Not only from within, but activist lawyers have also been critical of his functioning which was manifested in a medical college matter when the CJI and advocate Prashant Bhushan had a heated exchange of words in a packed courtroom.
The vexatious Ayodhya land title dispute in the Babri Masjid case, which is being heard by a bench headed by CJI Misra, has also witnessed war of words between Justice Misra and senior lawyers like Kapil Sibal and Rajeev Dhavan.
Besides these controversies, Justice Misra, one of the most eloquent judges in the apex court, has been part of several key verdicts, including the December 16 gangrape and murder case in which four men were sent to gallows.
He headed the bench which, in an unprecedented pre-dawn hearing in 2015 when the doors of the apex court were opened at 1 AM, rejected last-ditch efforts by Memon to get his execution stayed.

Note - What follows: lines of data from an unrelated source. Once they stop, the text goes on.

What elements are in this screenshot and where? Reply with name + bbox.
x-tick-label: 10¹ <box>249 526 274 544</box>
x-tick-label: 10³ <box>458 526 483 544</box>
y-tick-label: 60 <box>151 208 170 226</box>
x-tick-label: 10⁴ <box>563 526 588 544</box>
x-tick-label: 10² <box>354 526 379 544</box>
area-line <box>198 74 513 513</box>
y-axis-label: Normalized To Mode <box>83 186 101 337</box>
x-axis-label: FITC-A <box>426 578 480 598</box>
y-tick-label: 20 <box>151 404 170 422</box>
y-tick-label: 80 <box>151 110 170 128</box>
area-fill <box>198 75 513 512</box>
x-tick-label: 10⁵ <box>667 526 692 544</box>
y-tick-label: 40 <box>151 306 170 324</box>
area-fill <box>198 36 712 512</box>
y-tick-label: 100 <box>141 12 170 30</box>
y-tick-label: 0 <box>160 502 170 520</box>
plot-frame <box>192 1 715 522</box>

He is also hearing several crucial issues such as SEBI- Sahara payment row, BCCI reforms, 1984 anti-Sikh riots, matters related to real estate majors.
Justice Misra, who was elevated to the apex court bench on October 10, 2011, from the Delhi High Court, where he was the Chief Justice, has already presided over several key cases and verdicts.
Justice Misra had also mandated the playing of the national anthem before the screening of films in cinema halls. The order was recently modified and the top court made it optional for cinema halls to play the national anthem before screening of a film.
Justice Misra, who was enrolled as an advocate in 1977, was appointed a Judge of the Supreme Court of India on October 10, 2011.